L’héritage de Jiang Zemin: promouvoir la croissance économique de la Chine «aux dépens» des autres nations

Par Emel Akan
4 décembre 2022 19:18 Mis à jour: 4 décembre 2022 19:18

Immédiatement après le décès de l’ancien dirigeant du Parti communiste chinois Jiang Zemin, de nombreux médias occidentaux ont commencé à louer ses efforts pour ouvrir l’économie chinoise au monde extérieur et faire de la Chine un « poids lourd économique mondial ».

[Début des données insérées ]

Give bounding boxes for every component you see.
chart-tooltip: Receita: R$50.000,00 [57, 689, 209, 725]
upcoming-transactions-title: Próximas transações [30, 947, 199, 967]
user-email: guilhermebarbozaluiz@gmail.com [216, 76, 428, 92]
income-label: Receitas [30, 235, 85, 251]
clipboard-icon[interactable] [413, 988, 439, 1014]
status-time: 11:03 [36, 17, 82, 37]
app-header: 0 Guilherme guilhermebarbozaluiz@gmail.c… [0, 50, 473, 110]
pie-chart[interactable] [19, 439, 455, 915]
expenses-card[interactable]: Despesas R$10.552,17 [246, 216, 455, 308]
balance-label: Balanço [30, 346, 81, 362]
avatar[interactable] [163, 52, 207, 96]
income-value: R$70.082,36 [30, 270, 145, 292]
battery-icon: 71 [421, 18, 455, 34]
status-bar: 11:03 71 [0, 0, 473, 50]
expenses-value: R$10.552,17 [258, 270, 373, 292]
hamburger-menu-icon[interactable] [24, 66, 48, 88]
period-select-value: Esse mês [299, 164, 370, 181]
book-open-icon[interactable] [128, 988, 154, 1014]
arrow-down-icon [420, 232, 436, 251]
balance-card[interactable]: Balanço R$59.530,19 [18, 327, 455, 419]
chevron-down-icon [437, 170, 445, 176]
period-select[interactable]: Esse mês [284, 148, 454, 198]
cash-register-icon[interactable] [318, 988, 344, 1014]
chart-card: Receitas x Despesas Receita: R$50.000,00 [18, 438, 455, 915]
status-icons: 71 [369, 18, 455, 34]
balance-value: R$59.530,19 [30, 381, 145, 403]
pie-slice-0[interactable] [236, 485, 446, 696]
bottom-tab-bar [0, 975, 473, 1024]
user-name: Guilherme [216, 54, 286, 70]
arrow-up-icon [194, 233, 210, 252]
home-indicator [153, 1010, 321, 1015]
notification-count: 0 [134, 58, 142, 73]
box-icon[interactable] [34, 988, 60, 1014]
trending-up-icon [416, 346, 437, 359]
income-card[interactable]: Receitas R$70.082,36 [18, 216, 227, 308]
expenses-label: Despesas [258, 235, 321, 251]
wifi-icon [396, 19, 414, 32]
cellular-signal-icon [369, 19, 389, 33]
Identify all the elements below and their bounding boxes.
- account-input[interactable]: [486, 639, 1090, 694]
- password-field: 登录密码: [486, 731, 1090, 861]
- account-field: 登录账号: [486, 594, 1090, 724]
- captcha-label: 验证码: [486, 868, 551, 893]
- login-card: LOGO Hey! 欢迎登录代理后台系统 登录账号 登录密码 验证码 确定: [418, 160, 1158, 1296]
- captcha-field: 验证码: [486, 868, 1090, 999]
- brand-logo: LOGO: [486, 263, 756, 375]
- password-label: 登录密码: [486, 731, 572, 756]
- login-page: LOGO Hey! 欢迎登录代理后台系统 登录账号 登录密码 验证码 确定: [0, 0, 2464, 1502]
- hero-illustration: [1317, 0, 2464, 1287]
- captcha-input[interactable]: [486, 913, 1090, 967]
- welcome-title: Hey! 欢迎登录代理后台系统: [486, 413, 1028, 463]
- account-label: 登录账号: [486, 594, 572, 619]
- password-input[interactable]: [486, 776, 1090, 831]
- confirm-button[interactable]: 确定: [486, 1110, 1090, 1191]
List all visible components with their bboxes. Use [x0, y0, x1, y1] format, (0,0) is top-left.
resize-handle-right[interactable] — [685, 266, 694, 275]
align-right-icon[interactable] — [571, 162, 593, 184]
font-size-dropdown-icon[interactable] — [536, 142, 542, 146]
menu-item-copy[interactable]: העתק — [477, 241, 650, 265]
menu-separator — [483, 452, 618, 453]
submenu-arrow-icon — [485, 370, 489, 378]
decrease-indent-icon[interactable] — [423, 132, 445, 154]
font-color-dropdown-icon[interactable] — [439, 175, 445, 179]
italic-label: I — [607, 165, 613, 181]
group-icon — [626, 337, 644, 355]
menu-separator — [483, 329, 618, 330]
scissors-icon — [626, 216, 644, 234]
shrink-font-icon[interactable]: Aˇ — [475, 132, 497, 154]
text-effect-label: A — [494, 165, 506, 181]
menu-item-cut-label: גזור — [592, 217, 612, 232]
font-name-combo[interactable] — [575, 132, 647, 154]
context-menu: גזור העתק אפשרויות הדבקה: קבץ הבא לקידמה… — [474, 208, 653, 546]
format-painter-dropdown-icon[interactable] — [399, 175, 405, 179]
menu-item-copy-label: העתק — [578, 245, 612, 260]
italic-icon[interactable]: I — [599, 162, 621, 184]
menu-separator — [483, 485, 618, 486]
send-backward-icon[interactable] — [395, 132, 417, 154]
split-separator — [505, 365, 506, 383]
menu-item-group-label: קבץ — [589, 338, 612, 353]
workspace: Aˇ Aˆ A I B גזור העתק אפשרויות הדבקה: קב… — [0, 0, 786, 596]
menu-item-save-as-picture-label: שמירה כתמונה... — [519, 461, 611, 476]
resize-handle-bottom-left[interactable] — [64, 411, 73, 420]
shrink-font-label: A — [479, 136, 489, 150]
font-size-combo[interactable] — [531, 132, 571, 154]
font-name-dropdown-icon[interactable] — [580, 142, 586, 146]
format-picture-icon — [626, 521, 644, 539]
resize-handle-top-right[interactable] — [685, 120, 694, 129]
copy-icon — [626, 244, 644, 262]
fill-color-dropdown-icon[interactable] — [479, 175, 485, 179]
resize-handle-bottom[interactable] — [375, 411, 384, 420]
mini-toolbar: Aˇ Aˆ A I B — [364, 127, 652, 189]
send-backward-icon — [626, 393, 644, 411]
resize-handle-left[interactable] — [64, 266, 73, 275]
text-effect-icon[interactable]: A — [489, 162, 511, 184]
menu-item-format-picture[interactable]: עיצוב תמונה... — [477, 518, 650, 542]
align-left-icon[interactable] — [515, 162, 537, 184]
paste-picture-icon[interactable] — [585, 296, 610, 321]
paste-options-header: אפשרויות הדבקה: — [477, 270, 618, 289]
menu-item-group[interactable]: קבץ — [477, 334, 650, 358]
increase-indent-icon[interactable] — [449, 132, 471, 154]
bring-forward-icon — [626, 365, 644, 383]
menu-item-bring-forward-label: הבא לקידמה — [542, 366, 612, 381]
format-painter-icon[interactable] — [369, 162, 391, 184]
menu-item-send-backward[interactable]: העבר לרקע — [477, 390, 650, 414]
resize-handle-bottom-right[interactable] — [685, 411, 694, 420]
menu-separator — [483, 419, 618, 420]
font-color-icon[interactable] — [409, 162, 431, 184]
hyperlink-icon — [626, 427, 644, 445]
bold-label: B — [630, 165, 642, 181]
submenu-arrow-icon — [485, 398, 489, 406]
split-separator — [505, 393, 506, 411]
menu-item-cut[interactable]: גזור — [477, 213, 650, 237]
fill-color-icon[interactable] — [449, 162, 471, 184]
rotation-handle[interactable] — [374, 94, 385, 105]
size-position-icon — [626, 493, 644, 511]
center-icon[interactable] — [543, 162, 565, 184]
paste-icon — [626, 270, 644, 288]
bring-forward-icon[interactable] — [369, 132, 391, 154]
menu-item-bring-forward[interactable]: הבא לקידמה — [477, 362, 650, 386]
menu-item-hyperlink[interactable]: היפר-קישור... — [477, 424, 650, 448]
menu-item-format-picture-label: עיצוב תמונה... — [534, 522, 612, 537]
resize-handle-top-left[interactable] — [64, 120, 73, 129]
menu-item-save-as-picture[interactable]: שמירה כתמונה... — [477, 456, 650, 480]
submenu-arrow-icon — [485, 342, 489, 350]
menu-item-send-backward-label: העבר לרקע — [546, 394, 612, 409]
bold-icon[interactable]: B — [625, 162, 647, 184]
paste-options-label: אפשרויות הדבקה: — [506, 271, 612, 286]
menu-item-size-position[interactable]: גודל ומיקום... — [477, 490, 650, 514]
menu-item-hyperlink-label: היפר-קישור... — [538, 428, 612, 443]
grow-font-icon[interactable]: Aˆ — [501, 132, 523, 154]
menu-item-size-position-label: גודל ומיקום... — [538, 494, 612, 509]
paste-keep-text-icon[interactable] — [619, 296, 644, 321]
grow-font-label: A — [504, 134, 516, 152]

Ils ont cité comme preuve de sa réussite la croissance économique rapide durant les dix ans de son mandat dans l’ère post-Tiananmen.

Toutefois, on parle peu de la façon dont la croissance fulgurante de la Chine s’est faite aux dépens des entreprises et des travailleurs occidentaux après son admission à l’Organisation mondiale du commerce (OMC) en 2001.

Selon la Banque mondiale, l’économie chinoise a connu une croissance de plus de 1200% (en dollars américains d’aujourd’hui) depuis son adhésion à l’OMC, ce qui en fait la deuxième plus grande économie du monde, le plus grand exportateur et la première puissance industrielle.

Jiang Zemin, secrétaire général du Parti communiste de 1993 à 2003, s’est souvent vanté du rôle qu’il a joué dans l’adhésion du pays à l’OMC.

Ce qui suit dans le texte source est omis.